09. - 10.07. 2003

Hawera - Wanganui - Wellington

 

 

Berichte zur Galerie

9.Juli 2003


An diesem Tag wurde dem Dairyland ein kurzer Besuch abgestattet. Es ist ein kleines Museum über Kuh und Milch, dass der ortsansässig, weltweit größten (!) Milchverarbeitungsanlage angehört!
Dann ging es weiter nach Wanganui. Kurz vorher machten wir noch einen Abstecher zu einem kleinen aber feinen Strand (Kai-Iwi Beach), wo wir Mittag machten.
In Wanganui besuchten wir gleich die größte Attraktion: Den Durie Hill Elevator. Das ist einer der zwei einzigen Erdlifte in der Welt. So wurden wir, nachdem wir erst mal 213m in den Hügel hineingelaufen waren, 66m in einem ratternten Lift in die Höhe gehoben – hinauf den Durie Hill. Von dort hatte man eine tolle Sicht auf die Stadt und sah die Mündung des großen Whanganuis. Unweit war ein „War Memorial“ -wie eigentlich in jedem Kaff- diesmal in Form eines Turmes. Da er nicht abgesperrt war und die Wendeltreppe gar so einladend war (???), mussten wir da auch noch hinauf (Franz: „Da er da war!“).
Nach einem kurzen Spaziergang durch die Innenstadt (in der uns niemand eine Sternenkarte verkaufen wollte) ging’s in die Unterkunft.

 

10.Juli 2003


Unser heutiges Ziel hieß Wellington.
Das Wetter war recht schlecht: Es regnete die ganze Zeit.
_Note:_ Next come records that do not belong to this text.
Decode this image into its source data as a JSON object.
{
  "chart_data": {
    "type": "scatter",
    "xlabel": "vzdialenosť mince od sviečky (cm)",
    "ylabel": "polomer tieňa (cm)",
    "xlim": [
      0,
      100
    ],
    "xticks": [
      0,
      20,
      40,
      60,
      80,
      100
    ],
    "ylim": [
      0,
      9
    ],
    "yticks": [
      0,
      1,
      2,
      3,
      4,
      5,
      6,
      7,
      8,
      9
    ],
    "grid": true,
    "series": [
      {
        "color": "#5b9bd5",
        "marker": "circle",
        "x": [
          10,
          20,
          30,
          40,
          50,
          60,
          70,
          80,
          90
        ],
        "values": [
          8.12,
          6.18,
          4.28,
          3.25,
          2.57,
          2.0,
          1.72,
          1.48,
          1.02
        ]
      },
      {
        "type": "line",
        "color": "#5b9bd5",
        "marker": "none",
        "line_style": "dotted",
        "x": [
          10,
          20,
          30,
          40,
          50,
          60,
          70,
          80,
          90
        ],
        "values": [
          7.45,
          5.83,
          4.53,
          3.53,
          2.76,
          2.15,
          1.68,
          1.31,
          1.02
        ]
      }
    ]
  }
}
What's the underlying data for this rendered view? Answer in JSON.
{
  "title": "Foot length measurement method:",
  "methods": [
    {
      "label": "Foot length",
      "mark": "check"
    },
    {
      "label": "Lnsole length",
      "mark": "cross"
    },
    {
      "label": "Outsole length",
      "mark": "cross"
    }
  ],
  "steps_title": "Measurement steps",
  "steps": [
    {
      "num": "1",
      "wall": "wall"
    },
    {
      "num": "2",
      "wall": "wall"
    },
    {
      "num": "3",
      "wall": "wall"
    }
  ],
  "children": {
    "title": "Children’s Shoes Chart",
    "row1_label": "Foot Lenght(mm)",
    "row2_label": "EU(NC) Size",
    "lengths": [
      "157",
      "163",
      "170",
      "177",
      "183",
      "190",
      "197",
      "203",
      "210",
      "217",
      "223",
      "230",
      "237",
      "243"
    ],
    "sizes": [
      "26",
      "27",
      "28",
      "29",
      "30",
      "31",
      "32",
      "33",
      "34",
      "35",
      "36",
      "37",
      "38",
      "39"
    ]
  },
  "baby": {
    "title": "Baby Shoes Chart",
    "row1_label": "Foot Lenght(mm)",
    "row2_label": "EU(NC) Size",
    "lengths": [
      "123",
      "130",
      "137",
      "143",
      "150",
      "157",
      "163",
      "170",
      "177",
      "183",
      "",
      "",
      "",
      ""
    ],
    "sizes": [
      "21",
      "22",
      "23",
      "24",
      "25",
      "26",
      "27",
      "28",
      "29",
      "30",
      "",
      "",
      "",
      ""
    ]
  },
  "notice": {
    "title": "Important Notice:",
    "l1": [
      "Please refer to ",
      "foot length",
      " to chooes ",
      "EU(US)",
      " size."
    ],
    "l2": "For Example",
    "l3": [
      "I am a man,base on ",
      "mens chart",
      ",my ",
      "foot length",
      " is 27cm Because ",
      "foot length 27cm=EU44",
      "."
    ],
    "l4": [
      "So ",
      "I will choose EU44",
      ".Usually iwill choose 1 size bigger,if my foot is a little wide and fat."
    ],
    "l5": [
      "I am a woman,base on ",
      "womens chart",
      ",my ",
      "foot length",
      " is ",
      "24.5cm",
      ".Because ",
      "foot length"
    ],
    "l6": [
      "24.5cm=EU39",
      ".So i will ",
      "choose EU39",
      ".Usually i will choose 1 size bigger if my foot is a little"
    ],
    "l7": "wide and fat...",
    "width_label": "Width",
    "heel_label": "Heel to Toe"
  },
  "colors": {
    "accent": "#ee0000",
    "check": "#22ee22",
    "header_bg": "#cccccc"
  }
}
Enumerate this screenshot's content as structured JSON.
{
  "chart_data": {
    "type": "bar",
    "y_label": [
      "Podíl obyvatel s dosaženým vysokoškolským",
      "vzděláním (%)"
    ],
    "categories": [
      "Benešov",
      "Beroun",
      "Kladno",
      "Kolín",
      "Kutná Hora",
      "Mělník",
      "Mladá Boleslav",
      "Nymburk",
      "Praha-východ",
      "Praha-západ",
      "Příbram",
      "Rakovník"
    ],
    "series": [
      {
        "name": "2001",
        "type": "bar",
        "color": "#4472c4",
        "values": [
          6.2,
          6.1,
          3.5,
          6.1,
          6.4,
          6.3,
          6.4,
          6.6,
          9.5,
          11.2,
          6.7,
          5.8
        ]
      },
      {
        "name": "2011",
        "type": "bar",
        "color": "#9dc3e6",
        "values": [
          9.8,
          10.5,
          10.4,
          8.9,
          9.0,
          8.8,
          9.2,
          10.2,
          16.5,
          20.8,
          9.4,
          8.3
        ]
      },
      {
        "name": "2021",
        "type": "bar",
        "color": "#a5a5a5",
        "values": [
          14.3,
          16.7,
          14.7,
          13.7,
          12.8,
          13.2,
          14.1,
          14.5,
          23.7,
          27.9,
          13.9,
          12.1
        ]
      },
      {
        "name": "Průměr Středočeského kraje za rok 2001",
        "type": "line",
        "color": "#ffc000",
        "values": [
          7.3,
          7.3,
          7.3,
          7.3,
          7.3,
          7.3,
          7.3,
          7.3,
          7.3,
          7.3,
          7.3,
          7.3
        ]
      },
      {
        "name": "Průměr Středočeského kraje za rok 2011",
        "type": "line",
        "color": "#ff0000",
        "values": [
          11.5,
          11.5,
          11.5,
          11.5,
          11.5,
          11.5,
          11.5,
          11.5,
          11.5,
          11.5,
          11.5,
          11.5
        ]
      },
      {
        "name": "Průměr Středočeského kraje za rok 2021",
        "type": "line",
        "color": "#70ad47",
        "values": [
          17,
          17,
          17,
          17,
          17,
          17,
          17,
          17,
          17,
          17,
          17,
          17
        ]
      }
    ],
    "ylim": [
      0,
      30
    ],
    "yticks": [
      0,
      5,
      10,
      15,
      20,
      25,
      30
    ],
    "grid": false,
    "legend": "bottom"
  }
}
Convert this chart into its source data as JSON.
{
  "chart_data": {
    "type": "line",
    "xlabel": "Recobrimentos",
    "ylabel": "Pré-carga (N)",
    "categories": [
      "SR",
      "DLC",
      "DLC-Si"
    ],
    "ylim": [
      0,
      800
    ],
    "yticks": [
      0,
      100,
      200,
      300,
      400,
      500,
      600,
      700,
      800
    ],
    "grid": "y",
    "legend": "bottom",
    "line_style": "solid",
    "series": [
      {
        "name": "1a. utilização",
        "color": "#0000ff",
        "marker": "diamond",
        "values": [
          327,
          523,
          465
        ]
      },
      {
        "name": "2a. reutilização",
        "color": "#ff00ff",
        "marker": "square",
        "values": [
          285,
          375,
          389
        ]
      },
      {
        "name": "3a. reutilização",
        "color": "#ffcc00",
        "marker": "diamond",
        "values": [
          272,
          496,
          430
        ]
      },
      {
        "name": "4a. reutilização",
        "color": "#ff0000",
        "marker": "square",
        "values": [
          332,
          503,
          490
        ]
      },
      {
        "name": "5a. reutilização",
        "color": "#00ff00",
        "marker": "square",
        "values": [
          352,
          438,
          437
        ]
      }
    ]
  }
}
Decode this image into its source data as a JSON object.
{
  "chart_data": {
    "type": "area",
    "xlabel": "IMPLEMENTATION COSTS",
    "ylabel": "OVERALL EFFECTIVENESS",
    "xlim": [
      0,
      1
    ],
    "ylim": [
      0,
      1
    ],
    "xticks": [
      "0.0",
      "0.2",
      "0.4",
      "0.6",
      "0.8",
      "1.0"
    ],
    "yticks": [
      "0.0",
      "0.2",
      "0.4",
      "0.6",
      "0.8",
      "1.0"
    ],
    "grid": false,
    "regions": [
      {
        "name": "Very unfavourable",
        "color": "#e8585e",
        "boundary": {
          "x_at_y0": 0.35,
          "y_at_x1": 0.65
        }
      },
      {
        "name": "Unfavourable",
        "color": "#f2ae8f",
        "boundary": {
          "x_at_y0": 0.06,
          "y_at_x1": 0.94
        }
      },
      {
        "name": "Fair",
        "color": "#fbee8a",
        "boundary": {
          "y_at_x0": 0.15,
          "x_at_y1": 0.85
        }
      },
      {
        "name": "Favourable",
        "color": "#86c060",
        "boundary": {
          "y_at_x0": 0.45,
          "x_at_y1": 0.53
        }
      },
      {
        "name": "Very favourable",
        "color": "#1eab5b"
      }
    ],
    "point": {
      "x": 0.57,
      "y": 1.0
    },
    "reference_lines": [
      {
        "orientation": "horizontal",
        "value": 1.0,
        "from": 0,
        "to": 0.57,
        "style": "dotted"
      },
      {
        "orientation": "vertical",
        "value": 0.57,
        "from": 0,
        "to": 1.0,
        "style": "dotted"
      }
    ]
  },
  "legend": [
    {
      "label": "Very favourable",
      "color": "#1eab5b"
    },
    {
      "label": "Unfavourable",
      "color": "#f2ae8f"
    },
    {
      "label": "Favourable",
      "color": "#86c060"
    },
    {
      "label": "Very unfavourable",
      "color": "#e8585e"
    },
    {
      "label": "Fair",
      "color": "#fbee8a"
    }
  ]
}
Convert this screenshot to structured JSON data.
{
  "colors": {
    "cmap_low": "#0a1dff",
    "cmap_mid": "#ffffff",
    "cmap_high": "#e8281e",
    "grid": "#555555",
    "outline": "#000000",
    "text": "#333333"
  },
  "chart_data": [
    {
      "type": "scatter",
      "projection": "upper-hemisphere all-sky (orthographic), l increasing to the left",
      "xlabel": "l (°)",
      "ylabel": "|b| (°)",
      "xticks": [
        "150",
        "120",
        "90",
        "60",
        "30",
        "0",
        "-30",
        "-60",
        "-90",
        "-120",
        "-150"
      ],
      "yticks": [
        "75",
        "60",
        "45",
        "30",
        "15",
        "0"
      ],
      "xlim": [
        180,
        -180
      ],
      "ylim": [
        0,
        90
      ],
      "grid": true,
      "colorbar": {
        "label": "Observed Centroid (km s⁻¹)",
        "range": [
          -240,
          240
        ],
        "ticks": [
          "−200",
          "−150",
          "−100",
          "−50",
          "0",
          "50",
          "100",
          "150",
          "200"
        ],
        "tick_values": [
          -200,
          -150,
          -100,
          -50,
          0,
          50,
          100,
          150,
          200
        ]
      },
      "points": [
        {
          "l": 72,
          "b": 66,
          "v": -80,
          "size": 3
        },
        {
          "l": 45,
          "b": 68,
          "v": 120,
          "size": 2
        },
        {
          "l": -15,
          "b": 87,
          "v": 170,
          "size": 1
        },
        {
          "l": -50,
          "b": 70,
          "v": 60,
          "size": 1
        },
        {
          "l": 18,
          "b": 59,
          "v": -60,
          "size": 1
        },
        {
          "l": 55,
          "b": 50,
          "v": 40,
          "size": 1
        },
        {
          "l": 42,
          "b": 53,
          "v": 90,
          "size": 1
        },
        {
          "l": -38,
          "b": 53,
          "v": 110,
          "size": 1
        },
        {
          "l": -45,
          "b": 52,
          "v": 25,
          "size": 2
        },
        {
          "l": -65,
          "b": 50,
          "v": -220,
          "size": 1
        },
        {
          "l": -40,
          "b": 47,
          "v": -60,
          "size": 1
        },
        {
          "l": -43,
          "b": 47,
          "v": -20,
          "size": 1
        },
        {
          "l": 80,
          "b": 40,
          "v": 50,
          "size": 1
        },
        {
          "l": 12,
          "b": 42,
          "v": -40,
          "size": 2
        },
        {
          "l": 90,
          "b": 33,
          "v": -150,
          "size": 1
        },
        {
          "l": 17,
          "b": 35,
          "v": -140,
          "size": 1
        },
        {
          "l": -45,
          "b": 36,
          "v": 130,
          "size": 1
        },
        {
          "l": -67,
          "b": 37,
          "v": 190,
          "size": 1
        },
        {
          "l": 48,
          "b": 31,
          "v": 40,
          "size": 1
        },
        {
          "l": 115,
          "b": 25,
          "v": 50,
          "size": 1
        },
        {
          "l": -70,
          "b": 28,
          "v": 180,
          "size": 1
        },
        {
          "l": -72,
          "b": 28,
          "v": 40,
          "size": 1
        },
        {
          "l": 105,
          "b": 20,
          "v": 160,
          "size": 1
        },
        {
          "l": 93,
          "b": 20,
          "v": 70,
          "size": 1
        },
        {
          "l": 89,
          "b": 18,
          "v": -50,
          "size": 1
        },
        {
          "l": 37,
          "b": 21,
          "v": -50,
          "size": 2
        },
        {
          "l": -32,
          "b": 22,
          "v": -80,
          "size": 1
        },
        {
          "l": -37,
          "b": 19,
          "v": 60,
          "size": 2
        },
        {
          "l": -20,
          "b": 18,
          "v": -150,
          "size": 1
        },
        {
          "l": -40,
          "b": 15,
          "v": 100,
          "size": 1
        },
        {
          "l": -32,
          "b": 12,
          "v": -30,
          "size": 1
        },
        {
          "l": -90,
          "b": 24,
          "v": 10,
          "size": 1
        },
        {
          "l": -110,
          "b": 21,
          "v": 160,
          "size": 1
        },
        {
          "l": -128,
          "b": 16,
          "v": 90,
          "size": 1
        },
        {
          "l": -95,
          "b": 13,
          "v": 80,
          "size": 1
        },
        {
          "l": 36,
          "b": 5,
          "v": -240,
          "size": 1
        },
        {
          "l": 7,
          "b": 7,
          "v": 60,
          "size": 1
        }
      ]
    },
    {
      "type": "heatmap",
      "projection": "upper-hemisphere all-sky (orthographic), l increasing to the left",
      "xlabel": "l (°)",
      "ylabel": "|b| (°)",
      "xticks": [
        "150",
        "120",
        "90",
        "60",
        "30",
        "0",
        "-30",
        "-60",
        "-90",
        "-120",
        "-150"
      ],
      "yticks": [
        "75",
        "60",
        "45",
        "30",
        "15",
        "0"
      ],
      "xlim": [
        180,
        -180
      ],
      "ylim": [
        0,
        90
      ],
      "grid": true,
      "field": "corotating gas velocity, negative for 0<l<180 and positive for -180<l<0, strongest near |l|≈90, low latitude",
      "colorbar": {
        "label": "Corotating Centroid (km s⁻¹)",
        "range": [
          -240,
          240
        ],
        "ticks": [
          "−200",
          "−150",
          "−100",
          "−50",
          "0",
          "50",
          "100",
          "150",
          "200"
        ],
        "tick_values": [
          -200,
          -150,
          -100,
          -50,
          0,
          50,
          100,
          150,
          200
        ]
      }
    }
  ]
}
Erst an der Kapiti Küste – als wir schon ein gutes Stück hinter uns gebracht hatten und quasi schon vor den Toren Wellingtons standen – machten wir wieder Halt. In Otaki fuhren wir an den Strand und erhaschten einen Blick auf die vorgelegene Kapiti Insel, die einst Stützpunkt des großen Maori Häuptlings Te Rauparaha gewesen sein sollte und die heute ein Reservat für seltene Vogelarten ist.
An dieser Stelle kann ich euch den Text von Te Rauparahas Haka (Kriegstanz) aufschreiben, der oftmals vom Neuseeländischen Rugby Team vor internationalen Spielen aufgeführt wird.

Kamate. Kamate.
Ka Ora. Ka Ora.
Tenei te tangata puhuruhuru
Nana nei i tiki mai
I whakawhiti te ra.
Upane. Upane.
Whiti te ra.

Was etwa soviel heißt, wie:

Es ist Tod. Es ist Tod.
Es ist Leben. Es ist Leben.
Dies ist die haarige Person,
die die Sonne zum Scheinen brachte.
Seite an Seite. Bleibt Seite an Seite.
Deine Stellung. Halte Dich fest.
In die Sonne, die scheint.

Nachdem wir uns einen leckeren Gourmetburger geleistet hatten, besuchten wir das Southward Car Museum, dass allerhand spektakuläre Autos ausstellt, u.a. einen Wagen eines Al Capone Genossen, der richtig gepanzert war und sogar eine Schießscharte hatte! Nach einem kurzen Abstecher im Lindale Tourist und Agricultural Center, wo wir leckeren Käse kauften, durften wir einen wunderbaren Sonnenuntergang im Queen Elizabeth Park in Paekakariki erleben.
Danach erwarteten uns die schillernden Lichter der Großstadt.